(Ilgiornaledellarte.com) Novembre 2013 – New York. Isa Genzken (1948) è una delle artiste tedesche che ha ricevuto più attenzione da parte dei musei, tranne quelli statunitensi. Rimedia la retrospettiva, la più vasta in assoluto mai dedicatale, intitolata «Isa Genzken: 40 Years», al Museum of Modern Art dal 23 novembre al 10 marzo, che propone 150 opere realizzate con tecniche diverse, ed è organizzata in collaborazione con il Dallas Museum of Art e l’Art Institute di Chicago.
Ma perché questa lunga «disattenzione»? Alcuni attribuiscono questo ritardo al fatto che Genzken non abbia avuto gallerie di riferimento negli Stati Uniti fino al 2004, quando è entrata nella scuderia di David Zwirner. Ma l’artista ha anche dovuto lottare per smarcarsi dall’ombra dell’ex marito, Gerhard Richter, con cui è stata sposata per una decina di anni.
«Essere un’artista non è mai stato facile in Germania, perché la scena era dominata appunto da Richter, da Sigmar Polke e Georg Baselitz», spiega la curatrice dell’attuale mostra Laura Hoptman. Molto riservata, la Genzken non ha mai voluto farsi troppa pubblicità: ha rilasciato rare interviste e ha evitato le classiche trappole mondane del sistema dell’arte. «Certi artisti sono dei businessman, lei vive in un altro modo», aggiunge la Hoptman. Per dimostrare la particolarità dell’opera della Genzken, il MoMA dedica alla mostra quasi tutto il sesto piano.

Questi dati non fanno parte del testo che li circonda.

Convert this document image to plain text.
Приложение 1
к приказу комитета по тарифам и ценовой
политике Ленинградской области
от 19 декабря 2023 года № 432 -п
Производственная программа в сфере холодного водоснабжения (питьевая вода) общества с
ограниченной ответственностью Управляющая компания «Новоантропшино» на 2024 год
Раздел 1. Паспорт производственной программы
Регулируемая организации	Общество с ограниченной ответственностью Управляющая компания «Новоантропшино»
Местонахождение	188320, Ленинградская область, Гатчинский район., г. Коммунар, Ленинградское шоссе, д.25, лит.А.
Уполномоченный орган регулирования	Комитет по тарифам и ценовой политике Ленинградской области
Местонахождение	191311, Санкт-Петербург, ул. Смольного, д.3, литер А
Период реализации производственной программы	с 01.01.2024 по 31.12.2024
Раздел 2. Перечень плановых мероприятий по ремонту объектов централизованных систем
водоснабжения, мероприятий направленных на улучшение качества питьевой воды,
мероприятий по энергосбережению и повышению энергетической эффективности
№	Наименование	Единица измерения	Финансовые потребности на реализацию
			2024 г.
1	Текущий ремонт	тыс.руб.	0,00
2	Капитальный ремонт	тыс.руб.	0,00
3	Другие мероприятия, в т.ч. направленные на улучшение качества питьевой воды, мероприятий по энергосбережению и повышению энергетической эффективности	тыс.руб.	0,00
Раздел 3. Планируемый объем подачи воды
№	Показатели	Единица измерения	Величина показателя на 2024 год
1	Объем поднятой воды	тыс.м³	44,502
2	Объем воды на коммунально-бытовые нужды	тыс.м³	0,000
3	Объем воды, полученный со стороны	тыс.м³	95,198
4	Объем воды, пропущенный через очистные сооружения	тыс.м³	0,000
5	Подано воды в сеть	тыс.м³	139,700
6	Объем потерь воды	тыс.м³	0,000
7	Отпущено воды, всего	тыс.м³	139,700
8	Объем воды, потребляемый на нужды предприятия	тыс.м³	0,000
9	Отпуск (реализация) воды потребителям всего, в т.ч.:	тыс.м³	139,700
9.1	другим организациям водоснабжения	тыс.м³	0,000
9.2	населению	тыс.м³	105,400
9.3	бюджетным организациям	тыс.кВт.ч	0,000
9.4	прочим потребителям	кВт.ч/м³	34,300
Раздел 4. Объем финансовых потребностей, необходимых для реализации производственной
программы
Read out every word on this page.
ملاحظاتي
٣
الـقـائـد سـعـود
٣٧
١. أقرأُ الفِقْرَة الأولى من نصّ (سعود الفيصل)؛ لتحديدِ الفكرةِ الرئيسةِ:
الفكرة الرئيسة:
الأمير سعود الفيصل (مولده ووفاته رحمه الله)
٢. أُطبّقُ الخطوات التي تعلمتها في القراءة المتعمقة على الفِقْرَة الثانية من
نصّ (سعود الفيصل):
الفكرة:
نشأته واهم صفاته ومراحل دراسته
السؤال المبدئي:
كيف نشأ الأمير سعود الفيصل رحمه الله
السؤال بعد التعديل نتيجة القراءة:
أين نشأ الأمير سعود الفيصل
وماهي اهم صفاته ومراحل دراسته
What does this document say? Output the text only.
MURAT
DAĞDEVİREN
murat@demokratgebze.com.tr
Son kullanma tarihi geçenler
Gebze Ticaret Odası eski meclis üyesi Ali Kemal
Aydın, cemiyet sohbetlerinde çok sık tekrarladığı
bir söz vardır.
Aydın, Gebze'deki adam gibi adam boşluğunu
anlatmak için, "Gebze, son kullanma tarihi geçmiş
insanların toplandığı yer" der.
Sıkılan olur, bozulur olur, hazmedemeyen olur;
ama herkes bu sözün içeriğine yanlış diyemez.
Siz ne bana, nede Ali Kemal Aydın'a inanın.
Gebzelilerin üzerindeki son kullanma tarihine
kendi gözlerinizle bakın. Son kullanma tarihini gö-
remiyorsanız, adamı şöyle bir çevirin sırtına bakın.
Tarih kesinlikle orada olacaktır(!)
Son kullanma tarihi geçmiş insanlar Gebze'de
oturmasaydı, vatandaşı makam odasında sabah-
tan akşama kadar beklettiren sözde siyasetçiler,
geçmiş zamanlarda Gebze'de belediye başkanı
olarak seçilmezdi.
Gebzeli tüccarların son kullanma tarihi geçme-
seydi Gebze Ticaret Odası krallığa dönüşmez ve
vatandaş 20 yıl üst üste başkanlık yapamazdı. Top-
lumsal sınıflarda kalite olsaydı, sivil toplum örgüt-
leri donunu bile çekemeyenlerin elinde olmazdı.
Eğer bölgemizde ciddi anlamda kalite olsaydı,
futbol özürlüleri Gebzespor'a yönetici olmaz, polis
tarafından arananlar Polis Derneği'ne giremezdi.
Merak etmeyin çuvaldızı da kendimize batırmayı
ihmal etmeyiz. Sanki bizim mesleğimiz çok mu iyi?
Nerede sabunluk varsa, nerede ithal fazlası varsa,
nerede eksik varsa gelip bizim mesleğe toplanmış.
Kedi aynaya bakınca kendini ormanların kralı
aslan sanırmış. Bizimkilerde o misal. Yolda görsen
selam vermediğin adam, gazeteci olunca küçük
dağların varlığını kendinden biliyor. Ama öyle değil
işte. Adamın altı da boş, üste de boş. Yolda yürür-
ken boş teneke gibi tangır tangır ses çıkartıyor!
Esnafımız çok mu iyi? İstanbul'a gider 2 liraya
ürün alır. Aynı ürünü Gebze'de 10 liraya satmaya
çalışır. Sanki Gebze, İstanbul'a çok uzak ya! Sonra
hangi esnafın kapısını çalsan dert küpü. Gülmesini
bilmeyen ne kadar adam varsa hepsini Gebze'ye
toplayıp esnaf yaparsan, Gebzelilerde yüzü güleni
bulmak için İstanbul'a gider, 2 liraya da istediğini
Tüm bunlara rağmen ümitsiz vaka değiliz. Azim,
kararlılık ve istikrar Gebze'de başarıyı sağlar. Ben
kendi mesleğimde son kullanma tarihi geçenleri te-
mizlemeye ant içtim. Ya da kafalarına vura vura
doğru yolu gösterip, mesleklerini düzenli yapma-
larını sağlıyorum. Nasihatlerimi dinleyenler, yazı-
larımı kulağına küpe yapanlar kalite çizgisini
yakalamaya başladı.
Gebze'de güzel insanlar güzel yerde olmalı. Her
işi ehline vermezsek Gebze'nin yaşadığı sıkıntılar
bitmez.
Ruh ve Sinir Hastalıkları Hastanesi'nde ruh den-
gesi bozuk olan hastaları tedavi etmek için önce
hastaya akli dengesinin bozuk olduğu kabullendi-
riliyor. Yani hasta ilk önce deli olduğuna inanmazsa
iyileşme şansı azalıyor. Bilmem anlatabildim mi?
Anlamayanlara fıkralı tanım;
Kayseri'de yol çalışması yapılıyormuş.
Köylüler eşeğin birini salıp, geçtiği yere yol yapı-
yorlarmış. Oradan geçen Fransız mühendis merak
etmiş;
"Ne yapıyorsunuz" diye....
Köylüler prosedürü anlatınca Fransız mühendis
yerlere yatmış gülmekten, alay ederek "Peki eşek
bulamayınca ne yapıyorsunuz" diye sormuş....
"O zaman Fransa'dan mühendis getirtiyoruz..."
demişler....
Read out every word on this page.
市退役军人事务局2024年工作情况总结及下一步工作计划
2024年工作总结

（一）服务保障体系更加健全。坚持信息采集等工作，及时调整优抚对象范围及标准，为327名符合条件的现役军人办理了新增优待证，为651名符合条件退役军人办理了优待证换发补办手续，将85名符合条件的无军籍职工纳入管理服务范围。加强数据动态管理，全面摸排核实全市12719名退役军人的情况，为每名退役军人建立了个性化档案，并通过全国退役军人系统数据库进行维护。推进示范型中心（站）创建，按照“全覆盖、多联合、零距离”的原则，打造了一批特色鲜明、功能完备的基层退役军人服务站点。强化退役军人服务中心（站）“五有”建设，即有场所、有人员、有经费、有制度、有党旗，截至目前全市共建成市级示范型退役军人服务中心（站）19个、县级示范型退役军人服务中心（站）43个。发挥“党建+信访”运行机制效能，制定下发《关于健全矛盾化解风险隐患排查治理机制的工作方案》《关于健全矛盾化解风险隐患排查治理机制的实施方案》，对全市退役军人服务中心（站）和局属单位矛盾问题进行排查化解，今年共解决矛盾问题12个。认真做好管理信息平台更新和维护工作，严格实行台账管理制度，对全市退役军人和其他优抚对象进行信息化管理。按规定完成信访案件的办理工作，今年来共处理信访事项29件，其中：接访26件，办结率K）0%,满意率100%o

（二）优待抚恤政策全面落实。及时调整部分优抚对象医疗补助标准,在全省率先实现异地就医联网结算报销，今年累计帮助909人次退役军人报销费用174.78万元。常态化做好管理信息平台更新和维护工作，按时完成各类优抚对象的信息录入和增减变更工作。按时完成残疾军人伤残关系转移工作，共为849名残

Parti di «Oil» (2007), una installazione presentata alla Biennale di Venezia, ossia astronauti in tute argentate e valigie con le ruote, sono esposte nell’ingresso. «Isa si è costantemente reinventata, rimanendo però sempre concentrata sulle forme architettoniche», afferma la curatrice. Cresciuta a Berlino subito dopo la seconda guerra mondiale, la Genzken è sempre stata affascinata dalla costruzione e dalla decostruzione delle città: «Le sue sculture di cemento ricordano le macerie di Berlino dopo il 1945», conferma la Hoptman. Ma il suo lavoro non è unicamente o principalmente autobiografico. È anche profondamente impegnato con la storia dell’arte. Una serie di ritorte sculture in legno da pavimento degli anni Settanta, ad esempio, danno un tocco europeo al minimalismo newyorkese e, tra l’altro, sarebbero anche tra le prime opere d’arte mai realizzate al computer, secondo la Hoptman. La produzione più conosciuta e più recente della Genzken, umoristici assemblaggi scultorei fatti con vassoi e vasi di fiori, evidenziano la sua abilità a reinventarsi. Gli assemblaggi, esposti per la prima volta tra fine anni Novanta e inizi Duemila, accanto a opere di artisti di vent’anni più giovani di lei, erano sufficientemente freschi e nuovi per consentirle di distinguersi tra i suoi colleghi della scuola di Düsseldorf. «Il pubblico pensava che avesse la stessa età di Elizabeth Peyton, conclude la curatrice. Faceva opere che non appartenevano alla sua generazione».